Romeo and Juliet Act 3, Scene 5
Romeo and Juliet enter in her bed chamber. They say their last goodbyes. Juliet argues that she hears the nightingale, the bird of the night, and that it is not time yet for Romeo to leave. He argues that it is the lark, the bird of the morning, and that he must leave, so he will not be put to death. Juliet asks if they will ever meet again. She says that she has an image of Romeo dead: "Methinks I see thee, now thou art so low,/ As one dead in the bottom of a tomb." Act 3, Scene 5, lines 55-6 They say goodbye and Romeo leaves.
Juliet's mother enters her bed chamber. They talk about their grief over the dead Tybalt. Her mother tells Juliet of her father's plans to make her feel better - to have her marry Paris on Thursday. Juliet refuses this idea. Her father enters her bed chamber and says that he feels unappreciated by Juliet. He threatens to disown her if she does not obey his wishes to have her marry Paris on Thursday. Juliet pleads with him, but he is very angry. Nurse tries to stick up for Juliet, but Capulet silences her. Juliet is anguished by all of this.

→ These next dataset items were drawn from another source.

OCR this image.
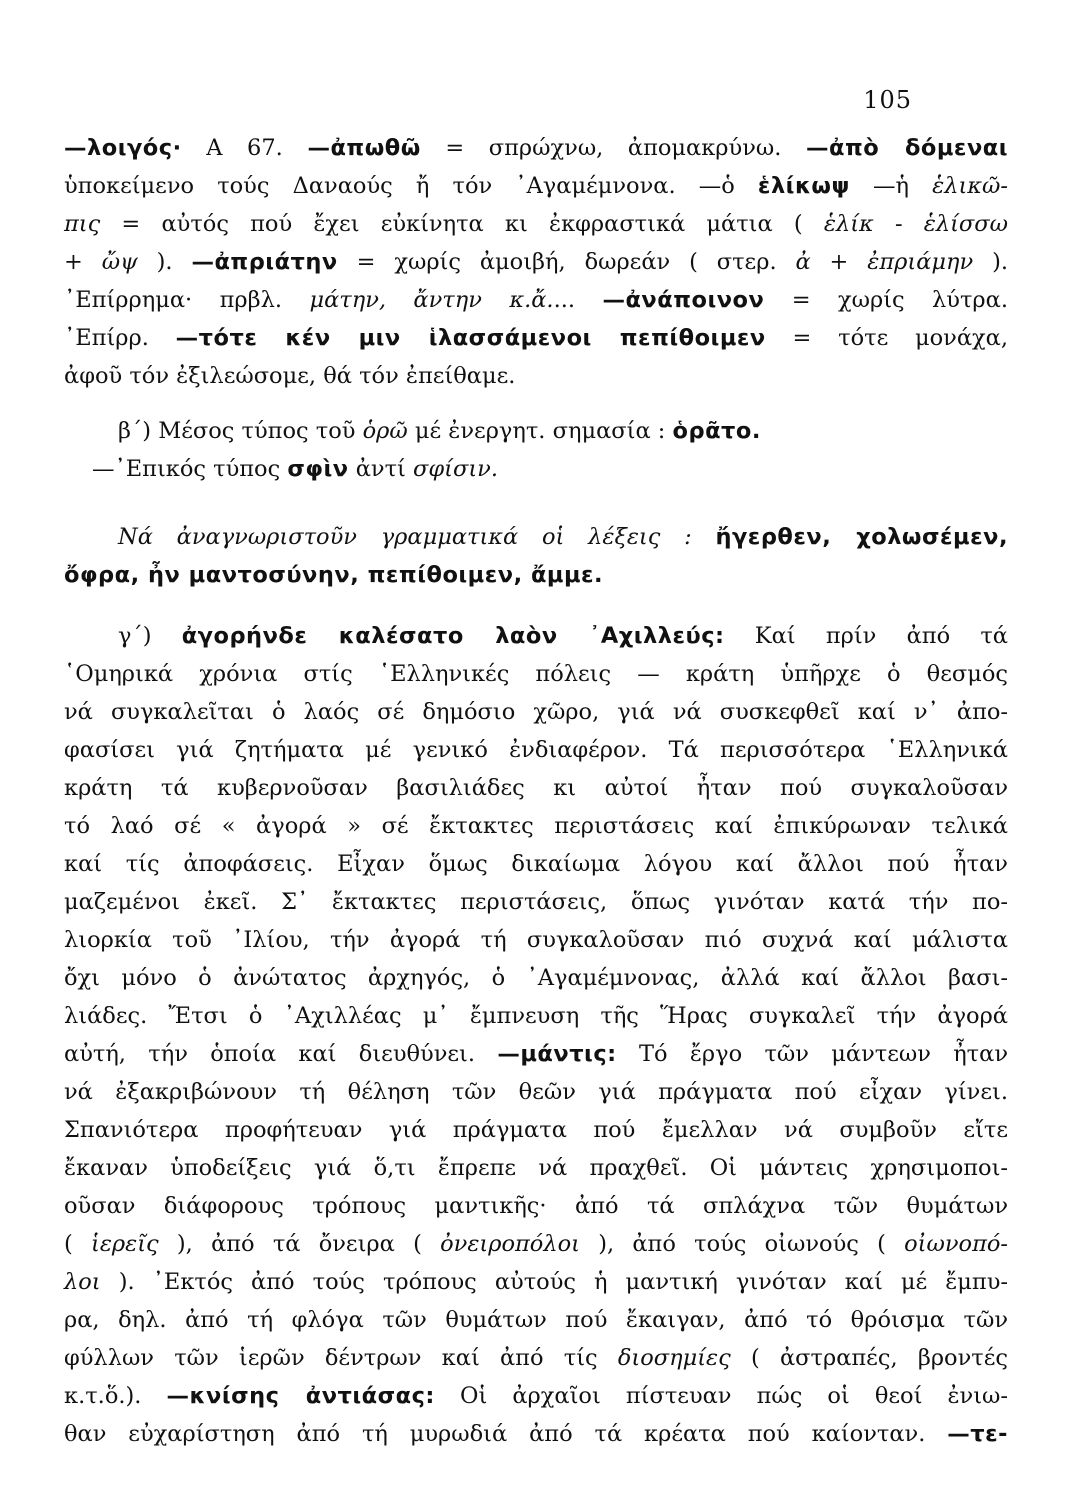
105
—λοιγός· Α 67. —ἀπωθῶ = σπρώχνω, ἀπομακρύνω. —ἀπὸ δόμεναι
ὑποκείμενο τούς Δαναούς ἤ τόν ᾿Αγαμέμνονα. —ὁ ἑλίκωψ —ἡ ἑλικῶ-
πις = αὐτός πού ἔχει εὐκίνητα κι ἐκφραστικά μάτια ( ἑλίκ - ἑλίσσω
+ ὤψ ). —ἀπριάτην = χωρίς ἀμοιβή, δωρεάν ( στερ. ἀ + ἐπριάμην ).
᾿Επίρρημα· πρβλ. μάτην, ἄντην κ.ἄ.... —ἀνάποινον = χωρίς λύτρα.
᾿Επίρρ. —τότε κέν μιν ἱλασσάμενοι πεπίθοιμεν = τότε μονάχα,
ἀφοῦ τόν ἐξιλεώσομε, θά τόν ἐπείθαμε.
β΄) Μέσος τύπος τοῦ ὁρῶ μέ ἐνεργητ. σημασία : ὁρᾶτο.
—᾿Επικός τύπος σφὶν ἀντί σφίσιν.
Νά ἀναγνωριστοῦν γραμματικά οἱ λέξεις : ἤγερθεν, χολωσέμεν,
ὄφρα, ἦν μαντοσύνην, πεπίθοιμεν, ἄμμε.
γ΄) ἀγορήνδε καλέσατο λαὸν ᾿Αχιλλεύς: Καί πρίν ἀπό τά
῾Ομηρικά χρόνια στίς ῾Ελληνικές πόλεις — κράτη ὑπῆρχε ὁ θεσμός
νά συγκαλεῖται ὁ λαός σέ δημόσιο χῶρο, γιά νά συσκεφθεῖ καί ν᾿ ἀπο-
φασίσει γιά ζητήματα μέ γενικό ἐνδιαφέρον. Τά περισσότερα ῾Ελληνικά
κράτη τά κυβερνοῦσαν βασιλιάδες κι αὐτοί ἦταν πού συγκαλοῦσαν
τό λαό σέ « ἀγορά » σέ ἔκτακτες περιστάσεις καί ἐπικύρωναν τελικά
καί τίς ἀποφάσεις. Εἶχαν ὅμως δικαίωμα λόγου καί ἄλλοι πού ἦταν
μαζεμένοι ἐκεῖ. Σ᾿ ἔκτακτες περιστάσεις, ὅπως γινόταν κατά τήν πο-
λιορκία τοῦ ᾿Ιλίου, τήν ἀγορά τή συγκαλοῦσαν πιό συχνά καί μάλιστα
ὄχι μόνο ὁ ἀνώτατος ἀρχηγός, ὁ ᾿Αγαμέμνονας, ἀλλά καί ἄλλοι βασι-
λιάδες. Ἔτσι ὁ ᾿Αχιλλέας μ᾿ ἔμπνευση τῆς Ἥρας συγκαλεῖ τήν ἀγορά
αὐτή, τήν ὁποία καί διευθύνει. —μάντις: Τό ἔργο τῶν μάντεων ἦταν
νά ἐξακριβώνουν τή θέληση τῶν θεῶν γιά πράγματα πού εἶχαν γίνει.
Σπανιότερα προφήτευαν γιά πράγματα πού ἔμελλαν νά συμβοῦν εἴτε
ἔκαναν ὑποδείξεις γιά ὅ,τι ἔπρεπε νά πραχθεῖ. Οἱ μάντεις χρησιμοποι-
οῦσαν διάφορους τρόπους μαντικῆς· ἀπό τά σπλάχνα τῶν θυμάτων
( ἱερεῖς ), ἀπό τά ὄνειρα ( ὀνειροπόλοι ), ἀπό τούς οἰωνούς ( οἰωνοπό-
λοι ). ᾿Εκτός ἀπό τούς τρόπους αὐτούς ἡ μαντική γινόταν καί μέ ἔμπυ-
ρα, δηλ. ἀπό τή φλόγα τῶν θυμάτων πού ἔκαιγαν, ἀπό τό θρόισμα τῶν
φύλλων τῶν ἱερῶν δέντρων καί ἀπό τίς διοσημίες ( ἀστραπές, βροντές
κ.τ.ὅ.). —κνίσης ἀντιάσας: Οἱ ἀρχαῖοι πίστευαν πώς οἱ θεοί ἐνιω-
θαν εὐχαρίστηση ἀπό τή μυρωδιά ἀπό τά κρέατα πού καίονταν. —τε-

"Is there no pity sitting in the clouds
That sees into the bottom of my grief?
O sweet my mother, cast me not away!
Delay this marriage for a month, a week,
Or if you do not, make the bridal bed
In that dim monument where Tybalt lies." Act 3, Scene 5, lines 198- 203
Capulet and his wife leave, and Juliet turns to her Nurse for comfort. She suggests that Juliet marry Paris, as he is a good and noble man. Juliet tells Nurse to tell her mother that she is going to Friar Laurence's cell to confess her sins and be absolved. Nurse leaves. Juliet is determined to seek help from the friar, and if he cannot help her, she says she will die. She exits.